Hanson’s chief error is to ascribe to technology and affluence an exclusive moral responsibility for producing general happiness that they simply do not bear. To draw a parallel, suppose a cultural Philistine had examined the same opinion polls that Hanson had seen, and concluded that even though the world possesses many more books and works of art now than it did fifty or a hundred years ago, people are neither more happy nor more aesthetically advanced now than they were then. So it must have been art and literature that have failed us! Should this inspire us to say that writers, playwrights, and artists should restrict their output?
Hanson should restrict his efforts to cultivating his own happiness, and stop trying to decide—based on mere circumstantial evidence—what makes others happy.

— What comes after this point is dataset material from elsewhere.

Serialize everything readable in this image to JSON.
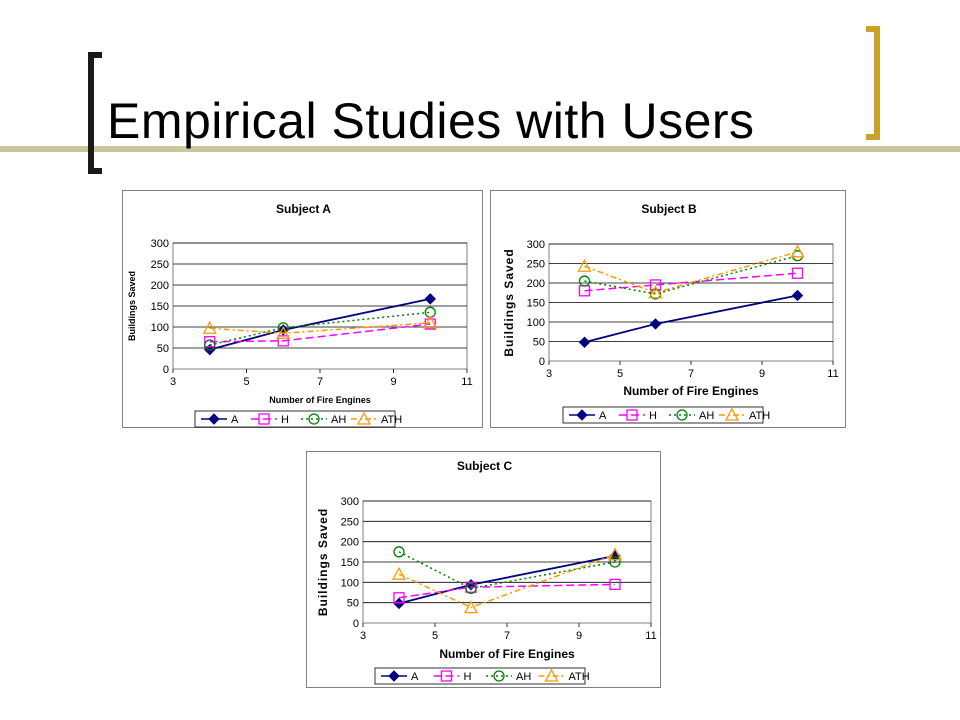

As implied by the old adage, “What is one man’s meat is another man’s poison,” this is for each individual to decide.
- Web address: http://www.livelinks.com/sumeria/politics/enviro.html. (Accessed March 6, 1998.)
- I particularly recommend Eco-Sanity by Joseph L. Bast, et al. (Lanham, Md.: Madison Books, 1994); Environmental Overkill: Whatever Happened to Common Sense? by Dixy Lee Ray (New York: Harper Perennial, 1993); Green Delusions by Martin W. Lewis (Durham, N.C.: Duke University Press, 1992); No Turning Back by Wallace Kaufman (New York: Basic Books, 1994); and Science Under Siege by Michael Fumento (New York: William Morrow & Co., Inc., 1993).
- Albert O. Hirschman, Shifting Involvements (Princeton, N.J.: Princeton University Press, 1982), pp. 50–53.
- George Lichtheim, A Short History of Socialism (New York: Praeger Publishers, 1970), p. 327.